In deze zaak heeft de Rechtbank Rotterdam op 19 oktober 2018 uitspraak gedaan over het verzoek tot tussentijdse beëindiging van de schuldsaneringsregeling van de schuldenares. De rechtbank heeft vastgesteld dat het grootste deel van de nieuwe schulden is ontstaan voordat het beschermingsbewind was uitgesproken. De rechtbank heeft overwogen dat de tekortkomingen in de nakoming van de verplichtingen van de schuldenares niet volledig verwijtbaar zijn. De financiële situatie van de schuldenares is inmiddels op orde en er zijn betalingsregelingen getroffen. De rechtbank concludeert dat het feit dat de schulden niet volledig zullen zijn ingelost voor het einde van de verlengde looptijd van de regeling, geen reden is voor een tussentijdse beëindiging van de schuldsaneringsregeling.

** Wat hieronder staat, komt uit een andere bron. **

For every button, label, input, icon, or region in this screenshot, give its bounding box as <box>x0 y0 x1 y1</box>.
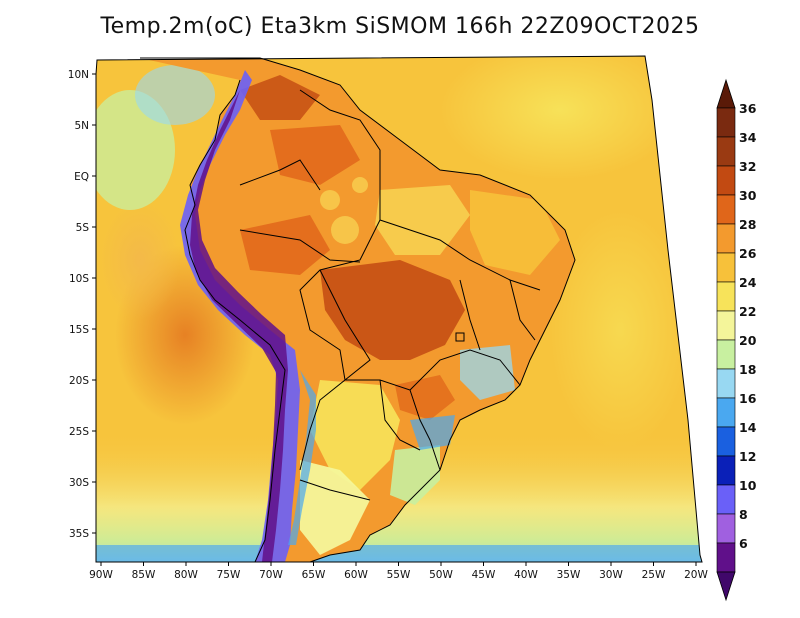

De procedure begon met een verzoek van de bewindvoerder WSNP op 13 april 2018 om de schuldsaneringsregeling tussentijds te beëindigen. De rechtbank heeft de zaak behandeld op zittingen op 31 mei en 2 oktober 2018, waarbij de schuldenares, haar advocaat en de waarnemend bewindvoerder WSNP zijn gehoord. De rechtbank heeft diverse stukken in overweging genomen, waaronder brieven van de bewindvoerder en de beschermingsbewindvoerder.
De rechtbank heeft eerder, bij vonnis van 12 oktober 2016, de toepassing van de schuldsaneringsregeling niet tussentijds beëindigd, maar de looptijd met twee jaar verlengd. Dit was gebaseerd op de psychische problematiek van de schuldenares en het vooruitzicht op verbetering door het aanvragen van beschermingsbewind. De rechtbank heeft nu geoordeeld dat er geen reden is om de regeling tussentijds te beëindigen, gezien de getroffen betalingsregelingen en de verbeterde financiële situatie van de schuldenares. De rechtbank heeft het verzoek om tussentijdse beëindiging afgewezen.